指名したことが勘違いだったと絶句し、発表当日取材カメラがたくさん集まる様にしてくれ、と言い捨て女性幹部は部屋を出て行く。
木下部はマスコミ発表に向け、夜遅くまで準備を進める。皆が一丸となる中、会議室にひょっこり顔を出す木下部長。差し入れの「温泉まんじゅう」と共に。木下部長はイベントの模型に興味津々で、触って壊して、当日に来ればいいと言われて完全に邪魔者扱い。
マスコミ発表当日。時間になってもマスコミのカメラは一台も会場に来ない。外資系メーカー女性幹部は、賠償金問題だと激怒して帰ってしまう。僕元がふと外を見ると隣りの豪華なホテルにたくさんの報道陣が駆け付けていた。そこが君島部のマスコミ発表の会場だったのだ。
その時、堂々と時間に遅れてやった来た木下部長。「え?終わったの?マスコミ発表」と、のんきな発言。
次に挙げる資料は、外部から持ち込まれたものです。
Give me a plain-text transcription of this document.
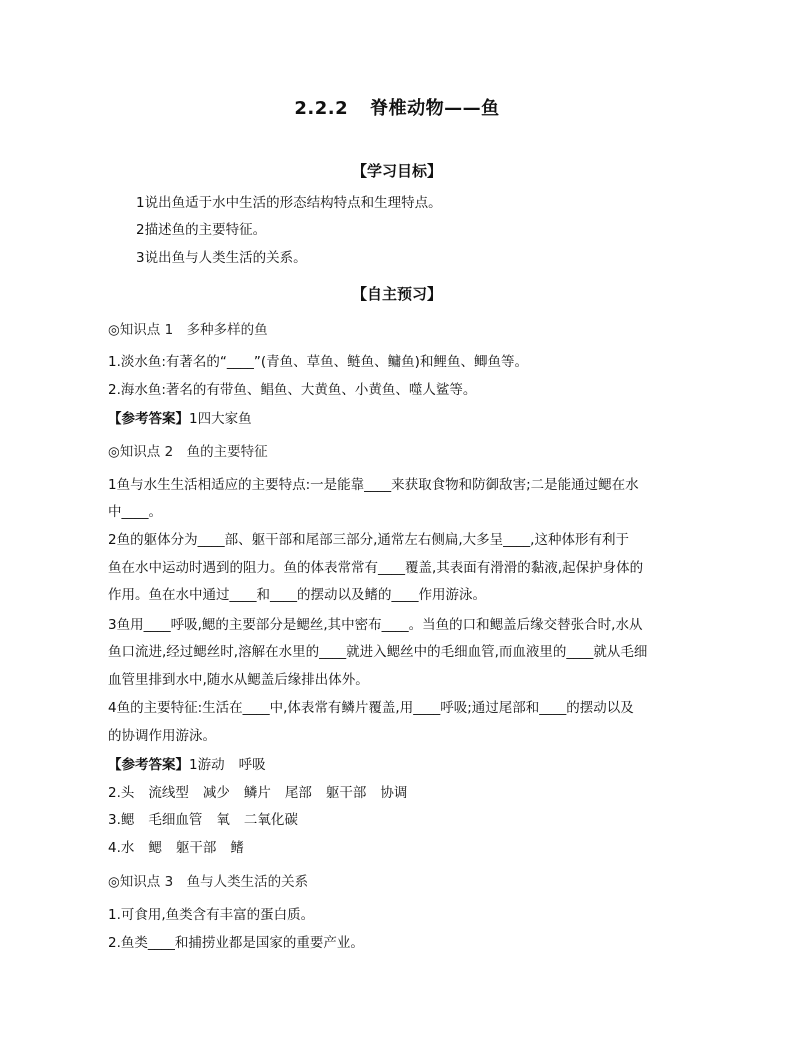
2.2.2 脊椎动物——鱼
【学习目标】
1说出鱼适于水中生活的形态结构特点和生理特点。
2描述鱼的主要特征。
3说出鱼与人类生活的关系。
【自主预习】
◎知识点 1　多种多样的鱼
1.淡水鱼:有著名的“____”(青鱼、草鱼、鲢鱼、鳙鱼)和鲤鱼、鲫鱼等。
2.海水鱼:著名的有带鱼、鲳鱼、大黄鱼、小黄鱼、噬人鲨等。
【参考答案】1四大家鱼
◎知识点 2　鱼的主要特征
1鱼与水生生活相适应的主要特点:一是能靠____来获取食物和防御敌害;二是能通过鳃在水
中____。
2鱼的躯体分为____部、躯干部和尾部三部分,通常左右侧扁,大多呈____,这种体形有利于
鱼在水中运动时遇到的阻力。鱼的体表常常有____覆盖,其表面有滑滑的黏液,起保护身体的
作用。鱼在水中通过____和____的摆动以及鳍的____作用游泳。
3鱼用____呼吸,鳃的主要部分是鳃丝,其中密布____。当鱼的口和鳃盖后缘交替张合时,水从
鱼口流进,经过鳃丝时,溶解在水里的____就进入鳃丝中的毛细血管,而血液里的____就从毛细
血管里排到水中,随水从鳃盖后缘排出体外。
4鱼的主要特征:生活在____中,体表常有鳞片覆盖,用____呼吸;通过尾部和____的摆动以及
的协调作用游泳。
【参考答案】1游动 呼吸
2.头 流线型 减少 鳞片 尾部 躯干部 协调
3.鳃 毛细血管 氧 二氧化碳
4.水 鳃 躯干部 鳍
◎知识点 3　鱼与人类生活的关系
1.可食用,鱼类含有丰富的蛋白质。
2.鱼类____和捕捞业都是国家的重要产业。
木下部員たちは、マスコミ発表の失敗を前に呆然とするだけだった。すると突然、木下部長は瓶ビールを開けてごくごく飲み始める。驚く部員たち。
「いやぁ、もう飲んじゃおうかなと思て。いまやったら冷えてるし」という木下部長に続き、ひとり、また1人と部員たちがヤケ酒を飲み始める。
かなり酔っぱらった木下部長はコンパニオンに…ディープキスしていた。僕元は、酔うとこうなるのかと、半ば納得半ば驚き木下部長を眺めていた。
しばらくして… 「人が、死んでいる!」 と叫び声が。ホテルの従業員が、木下部の発表会場を覗いて驚いていたのだ。
部屋の中には死体となった木下部長たちが…いや死体のように酔いつぶれた木下部の部員たちだった。
ところが君島部のマスコミ発表に来ていた記者たちはその騒ぎを聞きつけ、続々と木下部のプレゼン会場に駆け付けて…。なんと、たくさんの取材人に囲まれ、熱くジェイソン社のポットについて語る石川が多くのメディアで取り上げられ、木下部のマスコミ発表は大成功という結果となった。
この伝説は「木下の集団ふて寝作戦」と呼ばれ、今も語り継がれている・・・。